Veterinary healthcare team members rate their knowledge at just five out ten
Veterinary professionals globally rate their knowledge of oncology at just five out ten, according to survey from the newly formed World Small Animal Veterinary Association (WSAVA) Oncology Working Group (WOW). The average score varied by language, with Chinese-speaking respondents rating their knowledge at the highest level (6.6) and Ukrainian-speaking respondents the lowest at 4.2. In contrast, respondents ranked the actual importance of oncology cases for their practice at seven out of ten, with minimal variation (6.3-7.7) between languages.
Almost 2,000 veterinary professionals from around the world, 95% of them veterinarians, completed the survey in ten languages, during September and October 2021. The results will help the WOW Group prioritize its efforts to educate and support WSAVA members globally in raising standards of care for veterinary oncology patients.
Respondents were also asked to rank the most common tumor types seen in their practice. The most common answer was mammary tumor (81%); followed by skin tumor 75%; abdominal tumor 40%, malignant lymphoma 39%, and other tumors 5%.* As limited numbers of North American, African, and Oceanic veterinary professionals participated in the survey, this result may not fully reflect regional differences. For instance, in parts of the world, mammary tumor incidence is lower because of a culture of early neutering.

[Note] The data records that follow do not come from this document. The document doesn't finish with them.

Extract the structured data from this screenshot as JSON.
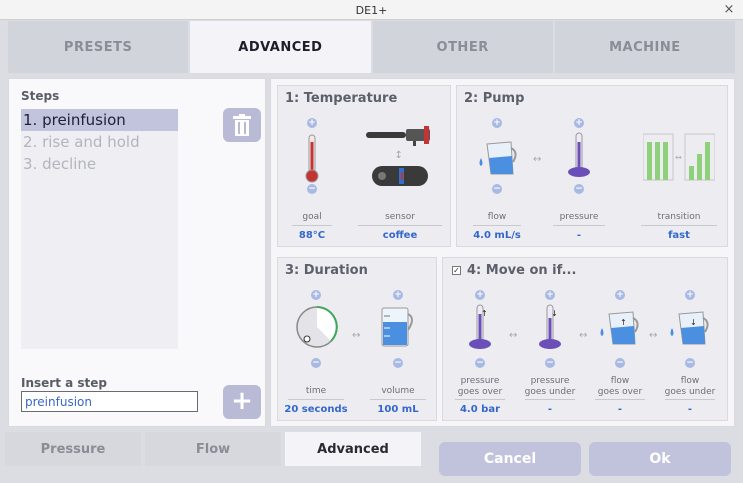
{
  "window": {
    "title": "DE1+",
    "close_glyph": "×"
  },
  "top_tabs": [
    "PRESETS",
    "ADVANCED",
    "OTHER",
    "MACHINE"
  ],
  "steps": {
    "heading": "Steps",
    "items": [
      "1. preinfusion",
      "2. rise and hold",
      "3. decline"
    ]
  },
  "insert": {
    "heading": "Insert a step",
    "value": "preinfusion",
    "add_glyph": "+"
  },
  "temperature": {
    "title": "1: Temperature",
    "goal": {
      "label": "goal",
      "value": "88°C"
    },
    "sensor": {
      "label": "sensor",
      "value": "coffee"
    }
  },
  "pump": {
    "title": "2: Pump",
    "flow": {
      "label": "flow",
      "value": "4.0 mL/s"
    },
    "pressure": {
      "label": "pressure",
      "value": "-"
    },
    "transition": {
      "label": "transition",
      "value": "fast"
    }
  },
  "duration": {
    "title": "3: Duration",
    "time": {
      "label": "time",
      "value": "20 seconds"
    },
    "volume": {
      "label": "volume",
      "value": "100 mL"
    }
  },
  "move_on": {
    "title": "4: Move on if...",
    "checked": true,
    "pressure_over": {
      "label_1": "pressure",
      "label_2": "goes over",
      "value": "4.0 bar"
    },
    "pressure_under": {
      "label_1": "pressure",
      "label_2": "goes under",
      "value": "-"
    },
    "flow_over": {
      "label_1": "flow",
      "label_2": "goes over",
      "value": "-"
    },
    "flow_under": {
      "label_1": "flow",
      "label_2": "goes under",
      "value": "-"
    }
  },
  "bottom_tabs": [
    "Pressure",
    "Flow",
    "Advanced"
  ],
  "buttons": {
    "cancel": "Cancel",
    "ok": "Ok"
  },
  "glyphs": {
    "plus": "+",
    "minus": "−",
    "arrow": "↔",
    "check": "✓"
  },
  "colors": {
    "accent_blue": "#3467cc",
    "liquid_blue": "#4a8fe0",
    "purple": "#6b4fb8",
    "thermo_red": "#c43434",
    "green": "#8fd07a"
  }
}
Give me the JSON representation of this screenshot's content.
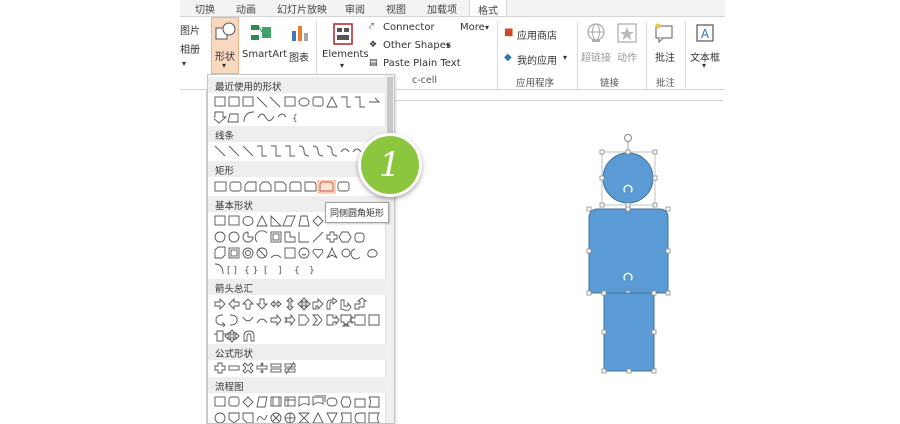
{
  "tabs": [
    "切换",
    "动画",
    "幻灯片放映",
    "审阅",
    "视图",
    "加载项",
    "格式"
  ],
  "active_tab_index": 6,
  "ribbon": {
    "partial_top": "图片",
    "partial_mid": "相册",
    "shapes_label": "形状",
    "smartart_label": "SmartArt",
    "chart_label": "图表",
    "elements_label": "Elements",
    "connector_label": "Connector",
    "other_shapes_label": "Other Shapes",
    "more_label": "More",
    "paste_plain_label": "Paste Plain Text",
    "group_cell_partial": "c-cell",
    "app_store_label": "应用商店",
    "my_apps_label": "我的应用",
    "apps_group_label": "应用程序",
    "hyperlink_label": "超链接",
    "action_label": "动作",
    "links_group_label": "链接",
    "comment_label": "批注",
    "comments_group_label": "批注",
    "textbox_label": "文本框"
  },
  "gallery": {
    "sections": [
      "最近使用的形状",
      "线条",
      "矩形",
      "基本形状",
      "箭头总汇",
      "公式形状",
      "流程图"
    ]
  },
  "tooltip_text": "同侧圆角矩形",
  "step_badge": "1",
  "colors": {
    "shape_fill": "#5b9bd5",
    "shape_stroke": "#41719c",
    "badge_green": "#8cc63f",
    "accent_orange": "#d24726"
  }
}
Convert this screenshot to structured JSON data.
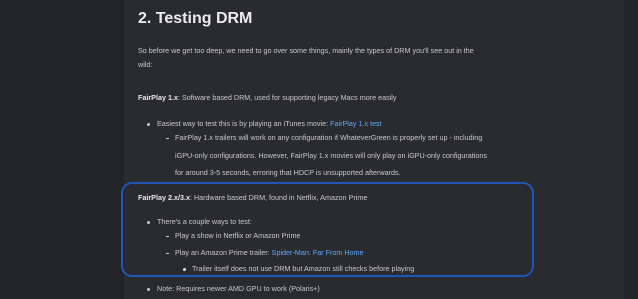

Surgery was the most common therapy used in private practice at 55%; followed by surgery and adjuvant therapy in 30% of cases; chemotherapy in 7% and palliative care in 4%. Immediate euthanasia was recommended in 1% of cases.
While chemotherapy is only currently used by 7% of respondents, when asked which educational resources would be most valuable to them, chemotherapy protocols were requested by 82%. In addition, 53% asked for information on tumor staging, support with cytology was requested by 51%, information on treatment side-effects by 38%; advice on surgical margins by 36%, on radiation therapy by 24% and on palliative care by 6%.
“Cancer is increasingly common in companion animals, with almost 50% of dogs over 10 years of age developing this devastating disease. To support WSAVA members effectively in treating oncology patients, we wanted to know where they needed help most urgently,” explained Dr Jolle Kirpensteijn, former WSAVA President and Member of the WOW Group. “Our survey is the largest the WSAVA has ever conducted and shows the reach of this well-respected association, which works to share best practice in companion animal veterinary care around the world.”
He added: “It is salutary to see the huge demand for veterinary oncology education all over the world. We have much to do but are excited at the opportunity to support WSAVA members and to offer new hope to oncology patients and their owners globally.”
WOW Group Secretary Dr Ann Hohenhaus, who practices oncology at the Animal Medical Center in New York City, added: “We will use social media, webinars and a range of other channels to ensure maximum reach for the educational tools and resources we are developing. Based on the results of the survey, we have already adapted the focus of our stream during the 2022 WSAVA World Congress in Lima, Peru, to focus on mammary tumors – but there is much more to come before then so stay tuned!”
* Multiple answers were possible in this section
Details of study
Of 1,825 participants surveyed, 95% were veterinarians and 5% other veterinary professionals. Approximately, two-thirds of the respondents were female, one third male, with 0.2% indicating that they were non-binary. All age groups were represented, with 39% between 30-40 years; 28% between 40-50 years; 18% between 20-30 years and 17% older than 50 years. Survey responses were skewed towards Western Europe (48%), followed by Eastern Europe and Russia (22%), Asia (15%), the Americas (11%). Fewer than 1% of respondents were from Africa and Oceania.
The WSAVA Oncology Working Group (WOW) was established during 2021 under chairmanship of Dr Martin Soberano, a veterinary oncologist working in Mexico City. The WSAVA represents more than 200,000 veterinarians worldwide through its 115 member associations and works to enhance standards of clinical care for companion animals. Its core activities include the development of WSAVA Global Guidelines in key areas of veterinary practice, including pain management, nutrition and vaccination, together with lobbying on important issues affecting companion animal care worldwide.